In light of the ongoing debate over the constitutionality of barring openly gay soldiers in the military, the student group, OutLaws, hosted “Don’t Ask, Don’t Tell: A Panel to Ask and Tell,” to discuss the recent developments surrounding the Don’t Ask, Don’t Tell policy. The panel featured Professors Bill Araiza and Nelson Tebbe, both experts in constitutional law.
To a packed and attentive audience, Professor Araiza began the conversation by outlining the history of gay exclusion in the military. “Gay witch hunts” began as early as the start of the 20th century, he explained, and continued under the assumption that homosexuality was an illness that threatened military strength. In the 1970s the first litigation calling an end to barring gay soldiers was initiated, but there was no major new federal policy until the Clinton administration introduced Don’t Ask, Don’t Tell. Araiza also spoke about how the numbers of discharges have typically peaked post-wartime, when soldiers are no longer in high demand. This fact, he noted, contradicts the statute’s supporting arguments that claim Don’t Ask, Don’t Tell would curb discharges. Rather, between its implementation in 1993 to 2009, there have been about 13,000 discharges of soldiers based on sexual orientation.
Professor Tebbe followed up with a discussion of Log Cabin Republicans v.
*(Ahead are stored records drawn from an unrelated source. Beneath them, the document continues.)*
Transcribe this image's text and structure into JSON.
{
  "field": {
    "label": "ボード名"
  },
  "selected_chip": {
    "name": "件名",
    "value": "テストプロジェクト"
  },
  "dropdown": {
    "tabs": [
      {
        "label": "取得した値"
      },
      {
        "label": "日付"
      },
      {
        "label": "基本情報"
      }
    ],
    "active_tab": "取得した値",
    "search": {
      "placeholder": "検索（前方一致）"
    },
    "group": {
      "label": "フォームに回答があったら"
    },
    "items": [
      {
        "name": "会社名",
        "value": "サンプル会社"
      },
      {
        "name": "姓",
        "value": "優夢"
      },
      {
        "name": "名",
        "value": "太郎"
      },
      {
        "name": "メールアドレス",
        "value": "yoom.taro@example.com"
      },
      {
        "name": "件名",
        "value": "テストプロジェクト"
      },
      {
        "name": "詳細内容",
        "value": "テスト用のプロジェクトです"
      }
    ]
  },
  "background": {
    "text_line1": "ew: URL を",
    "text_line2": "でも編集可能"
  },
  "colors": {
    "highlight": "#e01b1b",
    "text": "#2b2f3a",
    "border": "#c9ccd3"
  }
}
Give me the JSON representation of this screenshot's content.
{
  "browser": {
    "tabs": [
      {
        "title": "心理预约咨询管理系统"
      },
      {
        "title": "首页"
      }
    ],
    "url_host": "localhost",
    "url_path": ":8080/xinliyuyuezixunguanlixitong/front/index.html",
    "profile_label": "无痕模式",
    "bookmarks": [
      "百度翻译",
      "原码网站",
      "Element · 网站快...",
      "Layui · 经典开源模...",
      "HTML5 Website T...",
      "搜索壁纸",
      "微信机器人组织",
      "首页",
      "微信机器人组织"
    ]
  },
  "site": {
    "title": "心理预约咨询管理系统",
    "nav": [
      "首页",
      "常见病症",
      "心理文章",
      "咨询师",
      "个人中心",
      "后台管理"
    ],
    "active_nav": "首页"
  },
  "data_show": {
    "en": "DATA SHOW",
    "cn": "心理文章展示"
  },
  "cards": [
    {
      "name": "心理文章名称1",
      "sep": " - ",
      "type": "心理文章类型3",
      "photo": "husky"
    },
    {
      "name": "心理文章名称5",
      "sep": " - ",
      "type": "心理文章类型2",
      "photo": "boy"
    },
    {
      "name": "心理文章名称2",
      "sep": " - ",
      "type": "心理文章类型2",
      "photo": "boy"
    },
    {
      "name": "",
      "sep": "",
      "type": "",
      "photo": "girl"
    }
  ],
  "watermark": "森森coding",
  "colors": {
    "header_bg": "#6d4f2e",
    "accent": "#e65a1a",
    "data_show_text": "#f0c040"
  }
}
United States, the case that led Judge Virginia Phillips of the U.S. District Court for the Central District of California to rule that Don’t Ask, Don’t Tell is unconstitutional. The decision was made on the grounds of due process and free speech. Among many findings of fact, said Tebbe, the Court determined that the policy forces the military to lower its intellectual and physical standards, impedes efforts to recruit and retain soldiers, and does not protect the privacy of soldiers.
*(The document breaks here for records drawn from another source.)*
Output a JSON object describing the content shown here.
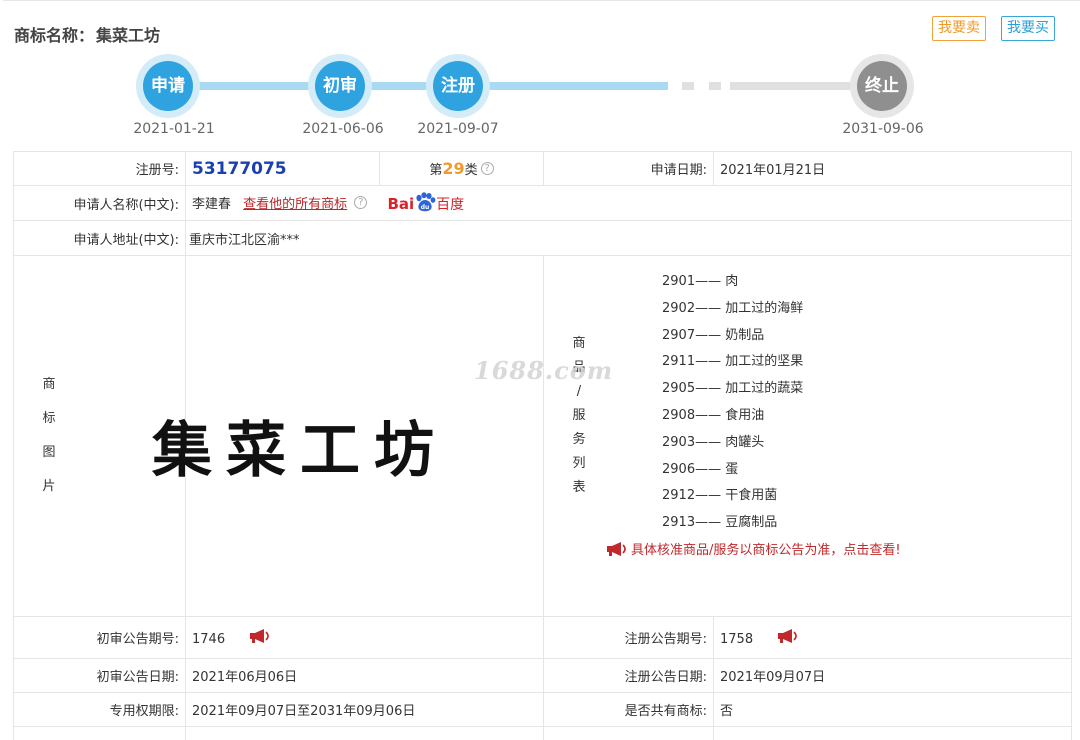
{
  "header": {
    "title_label": "商标名称：",
    "title_value": "集菜工坊",
    "sell_label": "我要卖",
    "buy_label": "我要买"
  },
  "timeline": [
    {
      "label": "申请",
      "date": "2021-01-21"
    },
    {
      "label": "初审",
      "date": "2021-06-06"
    },
    {
      "label": "注册",
      "date": "2021-09-07"
    },
    {
      "label": "终止",
      "date": "2031-09-06"
    }
  ],
  "info": {
    "reg_no_label": "注册号:",
    "reg_no": "53177075",
    "class_prefix": "第",
    "class_num": "29",
    "class_suffix": "类",
    "apply_date_label": "申请日期:",
    "apply_date": "2021年01月21日",
    "applicant_label": "申请人名称(中文):",
    "applicant": "李建春",
    "view_all_link": "查看他的所有商标",
    "baidu_latin": "Bai",
    "baidu_cn": "百度",
    "address_label": "申请人地址(中文):",
    "address": "重庆市江北区渝***",
    "image_label": [
      "商",
      "标",
      "图",
      "片"
    ],
    "trademark_text": "集菜工坊",
    "goods_label": [
      "商",
      "品",
      "/",
      "服",
      "务",
      "列",
      "表"
    ],
    "goods": [
      "2901—— 肉",
      "2902—— 加工过的海鲜",
      "2907—— 奶制品",
      "2911—— 加工过的坚果",
      "2905—— 加工过的蔬菜",
      "2908—— 食用油",
      "2903—— 肉罐头",
      "2906—— 蛋",
      "2912—— 干食用菌",
      "2913—— 豆腐制品"
    ],
    "goods_note": "具体核准商品/服务以商标公告为准，点击查看!",
    "prelim_no_label": "初审公告期号:",
    "prelim_no": "1746",
    "reg_pub_no_label": "注册公告期号:",
    "reg_pub_no": "1758",
    "prelim_date_label": "初审公告日期:",
    "prelim_date": "2021年06月06日",
    "reg_pub_date_label": "注册公告日期:",
    "reg_pub_date": "2021年09月07日",
    "term_label": "专用权期限:",
    "term": "2021年09月07日至2031年09月06日",
    "shared_label": "是否共有商标:",
    "shared": "否"
  },
  "watermark": "1688.com",
  "colors": {
    "accent_blue": "#2ea3e0",
    "accent_orange": "#f09a2b",
    "link_red": "#b8282a",
    "reg_no_blue": "#1c3fb0"
  },
  "icons": [
    "help-icon",
    "baidu-paw-icon",
    "megaphone-icon"
  ]
}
The professors took questions from the audience during the second half of the conversation. They speculated on how the case would fare in the 9th Circuit Court of Appeals, which stayed the District Court order while it hears the appeal, and on what might happen if the case reaches the Supreme Court. Both professors agreed the best path for ending the policy was not through the court system, but through Congress. A member of the audience asked how implementation would work if the statute is struck down. Another commented that removing the ban would not eliminate discrimination. The panelists compared today’s divide to racial integration and the integration of women. Tebbe pointed out that in many circumstances, mission cohesion is more important for troop unity than social cohesion. Araiza added that in the military’s culture of obedience, the end of discrimination is largely only a matter of institutional will.